Argo AI is increasing its presence in the Strip District, Pittsburgh.
The self-driving car startup is finding more space in the Riverfront West building in the 3 Crossings development in the Strip.
Argo AI moved its headquarters to the five-story building in 2018. It presently occupies floors four and five, along with part of the first floor.
The extra space will be on the third floor, which the company will be sharing with Oxford Development, the developer behind 3 Crossings. Oxford, which also has headquarters in the 130,500-square-foot building, has about 20,000 square feet of space located on the third floor.
Argo spokesman Alan Hall confirmed the company has leased part of the third floor. “We won’t get into detail beyond that it’s office space,” Hall said.
The company made a big splash in 2017 when it declared it was shifting to 3 Crossings from the Crane Building, where it had been operating out of one floor.
At 3 Crossings, Argo — which is working with the Ford Motor — joined Apple, the Burns White law firm, and Rycon Construction.
Even with the COVID-19 coronavirus pandemic, the startup may have reason to expand.
Earlier this month, it finalized a deal with Volkswagen on a $2.6 billion investment.
As part of the deal first declared last July, Argo will absorb Volkswagen’s Autonomous Intelligent Driving Team. That gave the company an engineering center situated in Munich, Germany, and brought its total headcount to over 1,000 workers.

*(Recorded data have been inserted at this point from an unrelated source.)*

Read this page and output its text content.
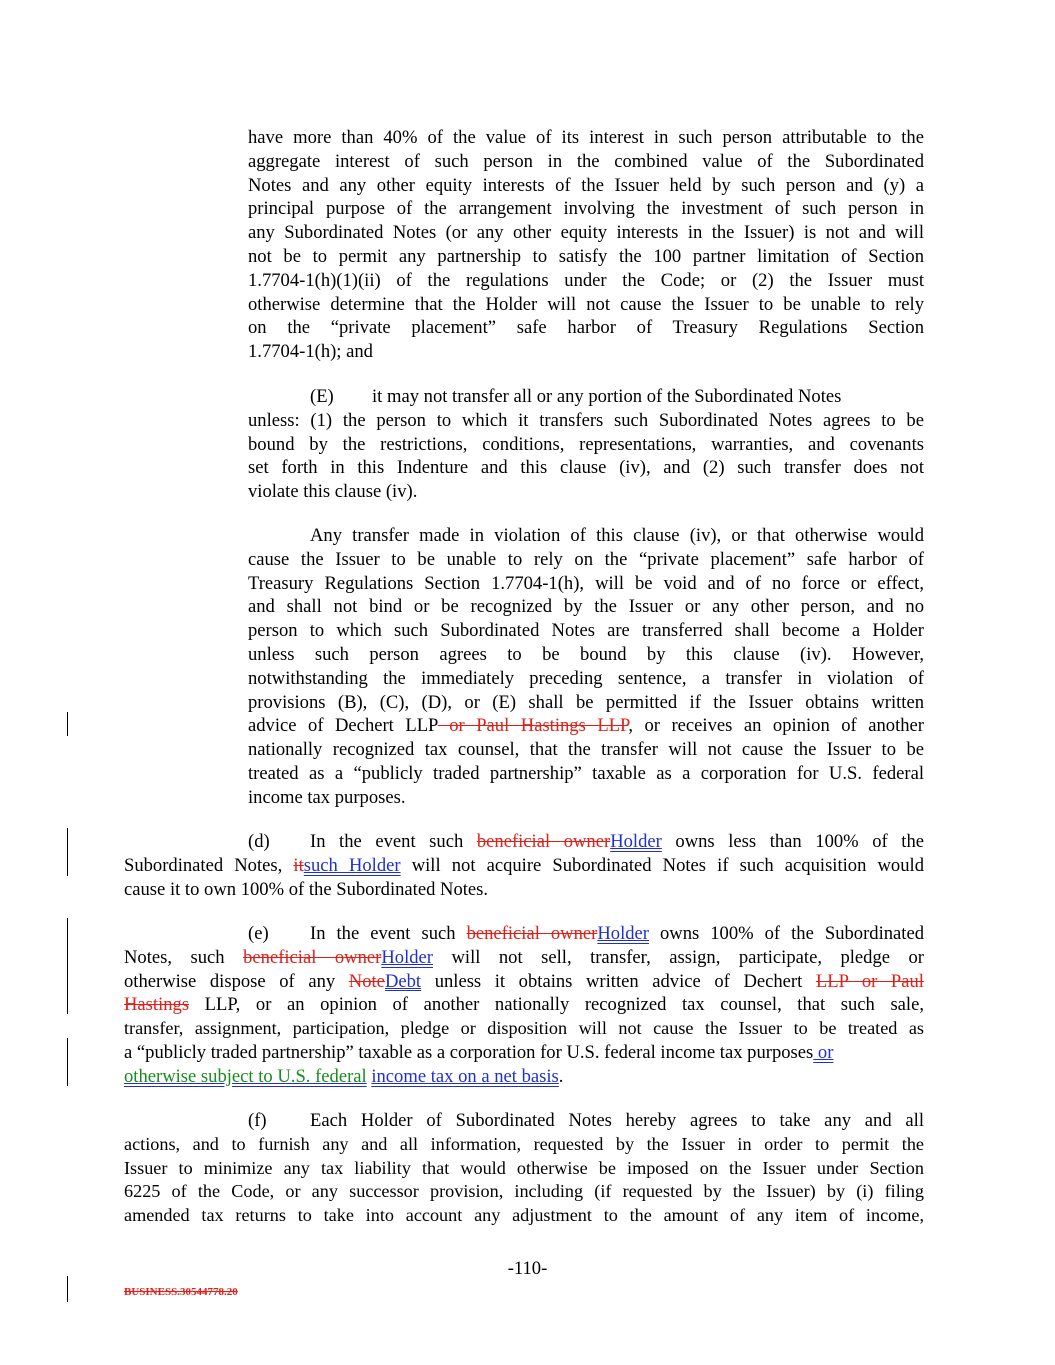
have more than 40% of the value of its interest in such person attributable to the
aggregate interest of such person in the combined value of the Subordinated
Notes and any other equity interests of the Issuer held by such person and (y) a
principal purpose of the arrangement involving the investment of such person in
any Subordinated Notes (or any other equity interests in the Issuer) is not and will
not be to permit any partnership to satisfy the 100 partner limitation of Section
1.7704-1(h)(1)(ii) of the regulations under the Code; or (2) the Issuer must
otherwise determine that the Holder will not cause the Issuer to be unable to rely
on the “private placement” safe harbor of Treasury Regulations Section
1.7704-1(h); and
(E) it may not transfer all or any portion of the Subordinated Notes
unless: (1) the person to which it transfers such Subordinated Notes agrees to be
bound by the restrictions, conditions, representations, warranties, and covenants
set forth in this Indenture and this clause (iv), and (2) such transfer does not
violate this clause (iv).
Any transfer made in violation of this clause (iv), or that otherwise would
cause the Issuer to be unable to rely on the “private placement” safe harbor of
Treasury Regulations Section 1.7704-1(h), will be void and of no force or effect,
and shall not bind or be recognized by the Issuer or any other person, and no
person to which such Subordinated Notes are transferred shall become a Holder
unless such person agrees to be bound by this clause (iv). However,
notwithstanding the immediately preceding sentence, a transfer in violation of
provisions (B), (C), (D), or (E) shall be permitted if the Issuer obtains written
advice of Dechert LLP or Paul Hastings LLP, or receives an opinion of another
nationally recognized tax counsel, that the transfer will not cause the Issuer to be
treated as a “publicly traded partnership” taxable as a corporation for U.S. federal
income tax purposes.
(d) In the event such beneficial ownerHolder owns less than 100% of the
Subordinated Notes, itsuch Holder will not acquire Subordinated Notes if such acquisition would
cause it to own 100% of the Subordinated Notes.
(e) In the event such beneficial ownerHolder owns 100% of the Subordinated
Notes, such beneficial ownerHolder will not sell, transfer, assign, participate, pledge or
otherwise dispose of any NoteDebt unless it obtains written advice of Dechert LLP or Paul
Hastings LLP, or an opinion of another nationally recognized tax counsel, that such sale,
transfer, assignment, participation, pledge or disposition will not cause the Issuer to be treated as
a “publicly traded partnership” taxable as a corporation for U.S. federal income tax purposes or
otherwise subject to U.S. federal income tax on a net basis.
(f) Each Holder of Subordinated Notes hereby agrees to take any and all
actions, and to furnish any and all information, requested by the Issuer in order to permit the
Issuer to minimize any tax liability that would otherwise be imposed on the Issuer under Section
6225 of the Code, or any successor provision, including (if requested by the Issuer) by (i) filing
amended tax returns to take into account any adjustment to the amount of any item of income,
-110-
BUSINESS.30544778.20
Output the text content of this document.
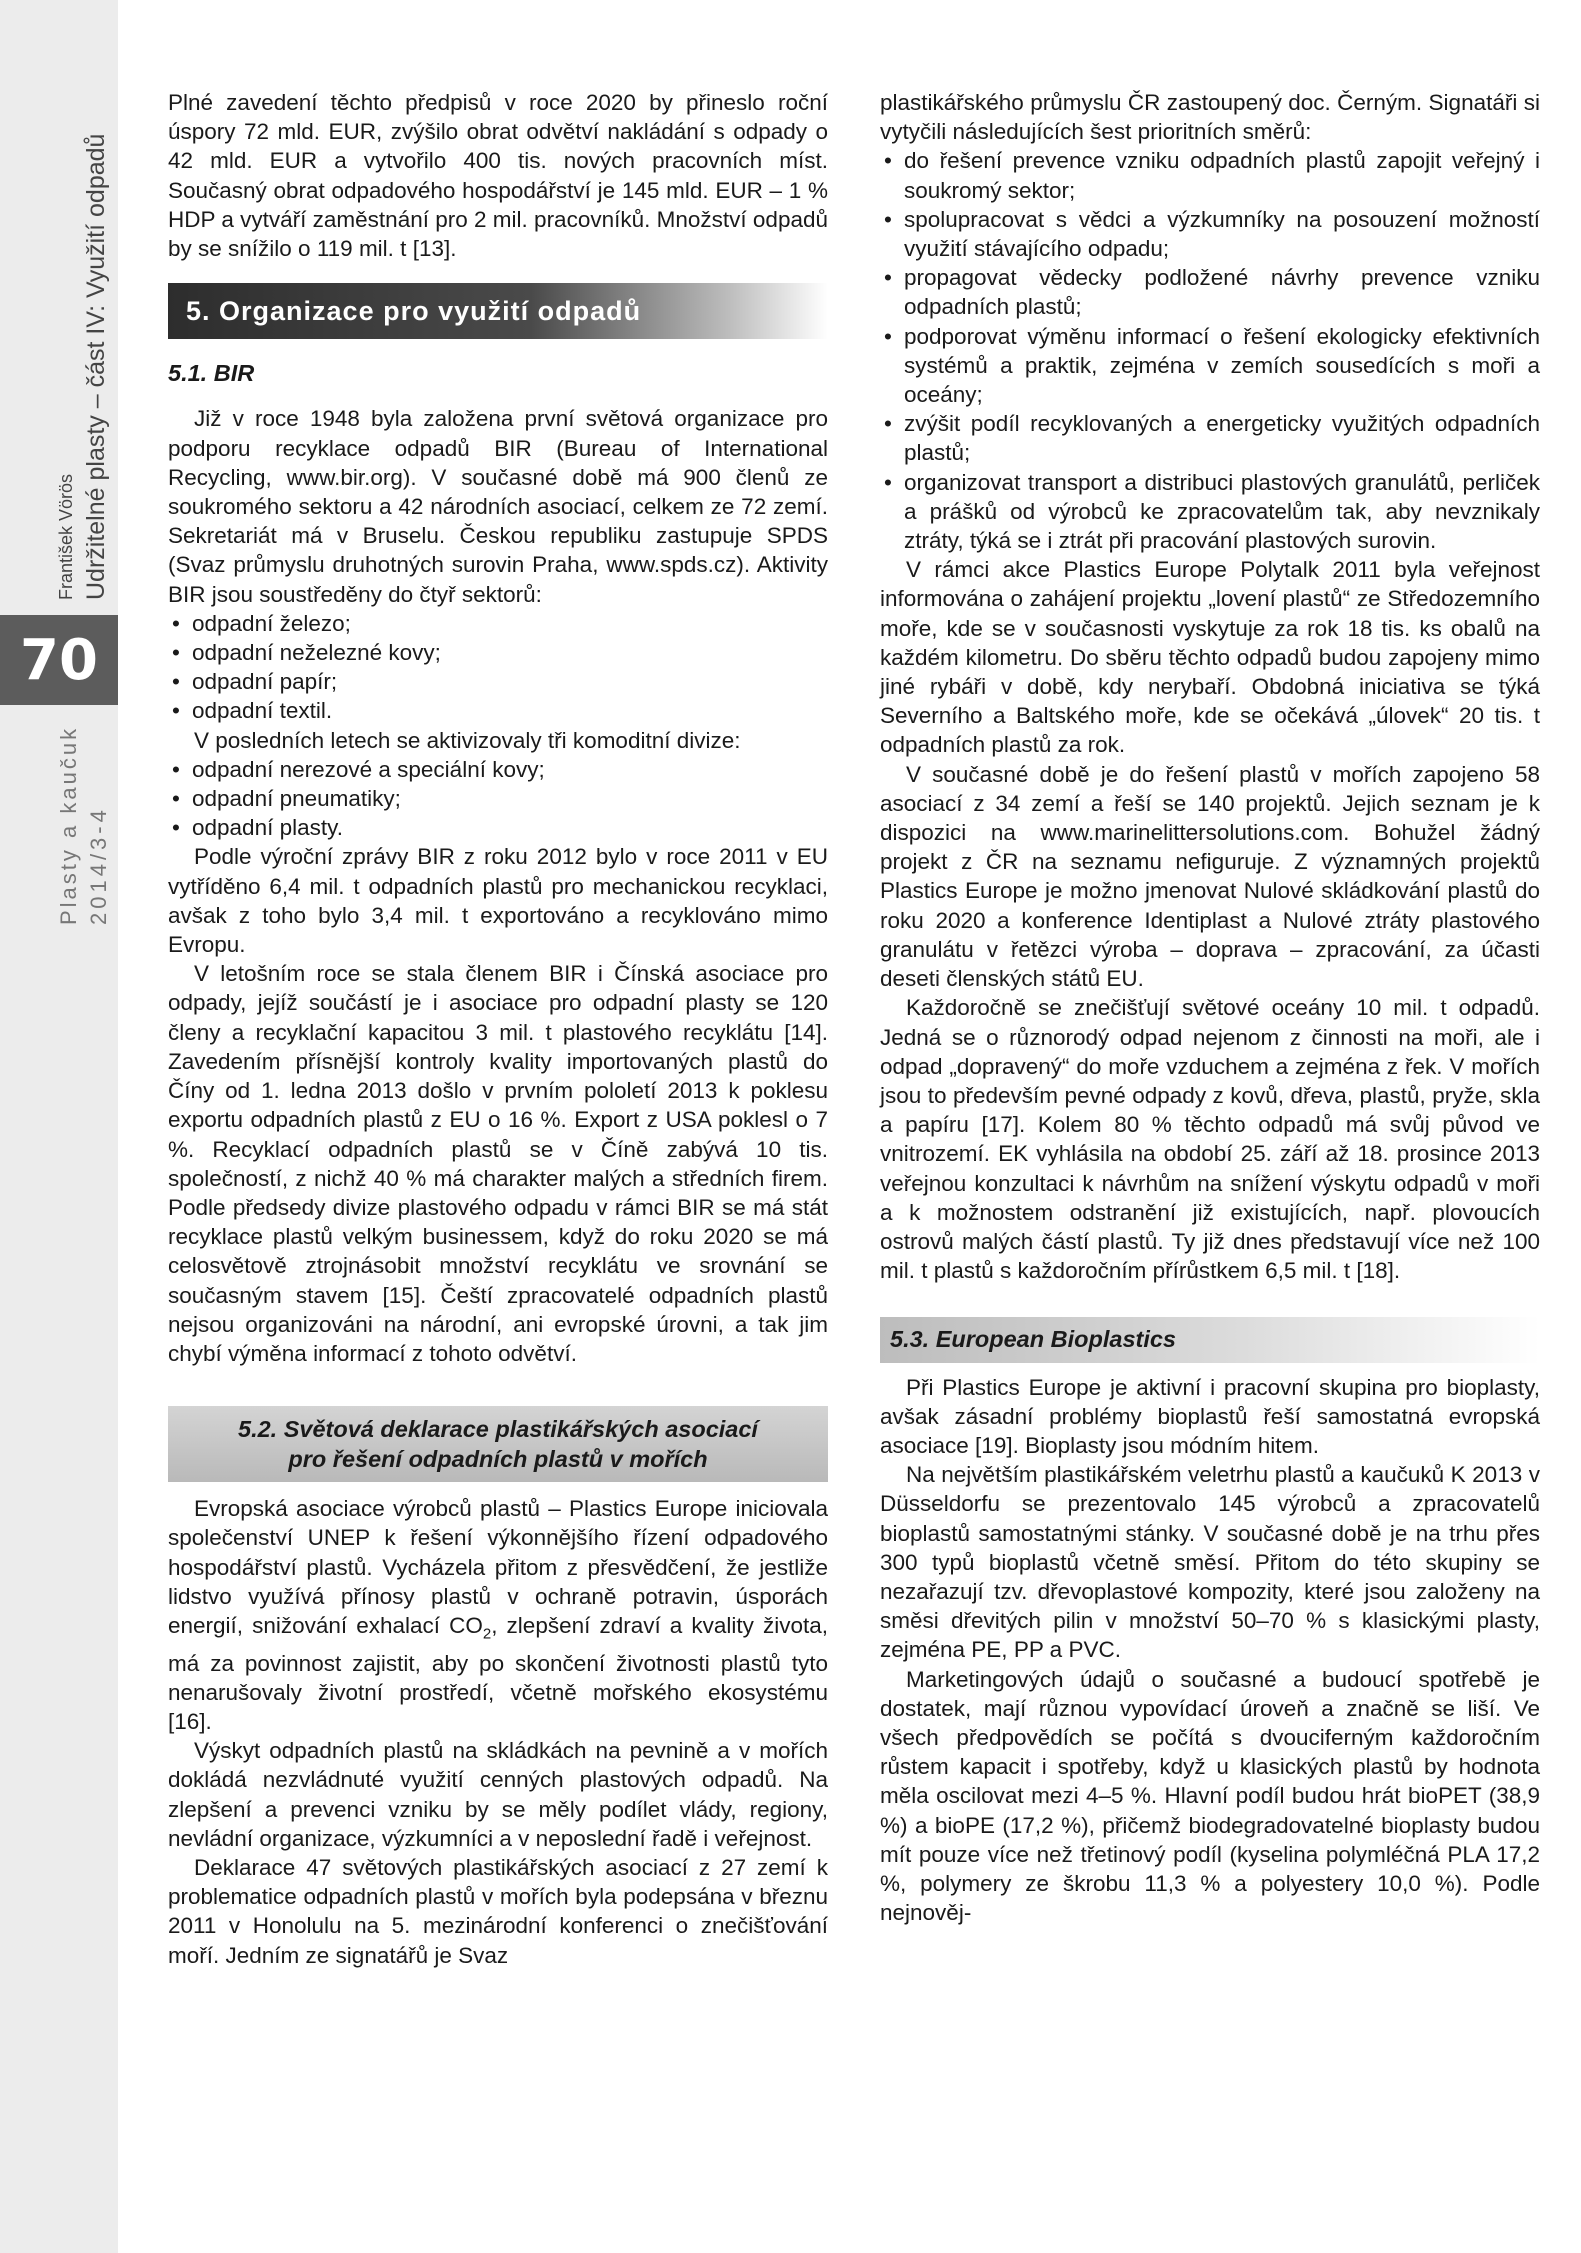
František Vörös Udržitelné plasty – část IV: Využití odpadů
70
Plasty a kaučuk 2014/3-4

Plné zavedení těchto předpisů v roce 2020 by přineslo roční úspory 72 mld. EUR, zvýšilo obrat odvětví nakládání s odpady o 42 mld. EUR a vytvořilo 400 tis. nových pracovních míst. Současný obrat odpadového hospodářství je 145 mld. EUR – 1 % HDP a vytváří zaměstnání pro 2 mil. pracovníků. Množství odpadů by se snížilo o 119 mil. t [13].

5. Organizace pro využití odpadů
5.1. BIR

Již v roce 1948 byla založena první světová organizace pro podporu recyklace odpadů BIR (Bureau of International Recycling, www.bir.org). V současné době má 900 členů ze soukromého sektoru a 42 národních asociací, celkem ze 72 zemí. Sekretariát má v Bruselu. Českou republiku zastupuje SPDS (Svaz průmyslu druhotných surovin Praha, www.spds.cz). Aktivity BIR jsou soustředěny do čtyř sektorů:

• odpadní železo;
• odpadní neželezné kovy;
• odpadní papír;
• odpadní textil.

V posledních letech se aktivizovaly tři komoditní divize:

• odpadní nerezové a speciální kovy;
• odpadní pneumatiky;
• odpadní plasty.

Podle výroční zprávy BIR z roku 2012 bylo v roce 2011 v EU vytříděno 6,4 mil. t odpadních plastů pro mechanickou recyklaci, avšak z toho bylo 3,4 mil. t exportováno a recyklováno mimo Evropu.

V letošním roce se stala členem BIR i Čínská asociace pro odpady, jejíž součástí je i asociace pro odpadní plasty se 120 členy a recyklační kapacitou 3 mil. t plastového recyklátu [14]. Zavedením přísnější kontroly kvality importovaných plastů do Číny od 1. ledna 2013 došlo v prvním pololetí 2013 k poklesu exportu odpadních plastů z EU o 16 %. Export z USA poklesl o 7 %. Recyklací odpadních plastů se v Číně zabývá 10 tis. společností, z nichž 40 % má charakter malých a středních firem. Podle předsedy divize plastového odpadu v rámci BIR se má stát recyklace plastů velkým businessem, když do roku 2020 se má celosvětově ztrojnásobit množství recyklátu ve srovnání se současným stavem [15]. Čeští zpracovatelé odpadních plastů nejsou organizováni na národní, ani evropské úrovni, a tak jim chybí výměna informací z tohoto odvětví.

5.2. Světová deklarace plastikářských asociací
pro řešení odpadních plastů v mořích

Evropská asociace výrobců plastů – Plastics Europe iniciovala společenství UNEP k řešení výkonnějšího řízení odpadového hospodářství plastů. Vycházela přitom z přesvědčení, že jestliže lidstvo využívá přínosy plastů v ochraně potravin, úsporách energií, snižování exhalací $CO_2$, zlepšení zdraví a kvality života, má za povinnost zajistit, aby po skončení životnosti plastů tyto nenarušovaly životní prostředí, včetně mořského ekosystému [16].

Výskyt odpadních plastů na skládkách na pevnině a v mořích dokládá nezvládnuté využití cenných plastových odpadů. Na zlepšení a prevenci vzniku by se měly podílet vlády, regiony, nevládní organizace, výzkumníci a v neposlední řadě i veřejnost.

Deklarace 47 světových plastikářských asociací z 27 zemí k problematice odpadních plastů v mořích byla podepsána v březnu 2011 v Honolulu na 5. mezinárodní konferenci o znečišťování moří. Jedním ze signatářů je Svaz

plastikářského průmyslu ČR zastoupený doc. Černým. Signatáři si vytyčili následujících šest prioritních směrů:

• do řešení prevence vzniku odpadních plastů zapojit veřejný i soukromý sektor;
• spolupracovat s vědci a výzkumníky na posouzení možností využití stávajícího odpadu;
• propagovat vědecky podložené návrhy prevence vzniku odpadních plastů;
• podporovat výměnu informací o řešení ekologicky efektivních systémů a praktik, zejména v zemích sousedících s moři a oceány;
• zvýšit podíl recyklovaných a energeticky využitých odpadních plastů;
• organizovat transport a distribuci plastových granulátů, perliček a prášků od výrobců ke zpracovatelům tak, aby nevznikaly ztráty, týká se i ztrát při pracování plastových surovin.

V rámci akce Plastics Europe Polytalk 2011 byla veřejnost informována o zahájení projektu „lovení plastů“ ze Středozemního moře, kde se v současnosti vyskytuje za rok 18 tis. ks obalů na každém kilometru. Do sběru těchto odpadů budou zapojeny mimo jiné rybáři v době, kdy nerybaří. Obdobná iniciativa se týká Severního a Baltského moře, kde se očekává „úlovek“ 20 tis. t odpadních plastů za rok.

V současné době je do řešení plastů v mořích zapojeno 58 asociací z 34 zemí a řeší se 140 projektů. Jejich seznam je k dispozici na www.marinelittersolutions.com. Bohužel žádný projekt z ČR na seznamu nefiguruje. Z významných projektů Plastics Europe je možno jmenovat Nulové skládkování plastů do roku 2020 a konference Identiplast a Nulové ztráty plastového granulátu v řetězci výroba – doprava – zpracování, za účasti deseti členských států EU.

Každoročně se znečišťují světové oceány 10 mil. t odpadů. Jedná se o různorodý odpad nejenom z činnosti na moři, ale i odpad „dopravený“ do moře vzduchem a zejména z řek. V mořích jsou to především pevné odpady z kovů, dřeva, plastů, pryže, skla a papíru [17]. Kolem 80 % těchto odpadů má svůj původ ve vnitrozemí. EK vyhlásila na období 25. září až 18. prosince 2013 veřejnou konzultaci k návrhům na snížení výskytu odpadů v moři a k možnostem odstranění již existujících, např. plovoucích ostrovů malých částí plastů. Ty již dnes představují více než 100 mil. t plastů s každoročním přírůstkem 6,5 mil. t [18].

5.3. European Bioplastics

Při Plastics Europe je aktivní i pracovní skupina pro bioplasty, avšak zásadní problémy bioplastů řeší samostatná evropská asociace [19]. Bioplasty jsou módním hitem.

Na největším plastikářském veletrhu plastů a kaučuků K 2013 v Düsseldorfu se prezentovalo 145 výrobců a zpracovatelů bioplastů samostatnými stánky. V současné době je na trhu přes 300 typů bioplastů včetně směsí. Přitom do této skupiny se nezařazují tzv. dřevoplastové kompozity, které jsou založeny na směsi dřevitých pilin v množství 50–70 % s klasickými plasty, zejména PE, PP a PVC.

Marketingových údajů o současné a budoucí spotřebě je dostatek, mají různou vypovídací úroveň a značně se liší. Ve všech předpovědích se počítá s dvouciferným každoročním růstem kapacit i spotřeby, když u klasických plastů by hodnota měla oscilovat mezi 4–5 %. Hlavní podíl budou hrát bioPET (38,9 %) a bioPE (17,2 %), přičemž biodegradovatelné bioplasty budou mít pouze více než třetinový podíl (kyselina polymléčná PLA 17,2 %, polymery ze škrobu 11,3 % a polyestery 10,0 %). Podle nejnověj-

The AID team — a subsidiary of Audi, which is part of Volkswagen Group — was developing technology to establish a universal self-driving system in urban environments.
Argo, founded in 2016, had secured a $1 billion investment from Ford as well.
The expansion lends more credence to the thought the corridor running from the Strip into Lawrenceville has become a robotics row with companies like Argo, Uber, Honeywell, Apple, Facebook, and other robotics and high-tech ventures dotting the landscape.
Aurora Innovation, an autonomous vehicle company now located in Lawrenceville, is also believed to be situated soon in the 1600 Smallman Street office project being developed by Chicago-based McCaffery Interests.
The $210 million 3 Crossings project consists of four office buildings, a 300-unit apartment complex and a 590-space parking garage.
Oxford has started their work on a second phase that could include up to six new office buildings, two apartment buildings, and a parking garage with up to 800 spaces in the booming Strip.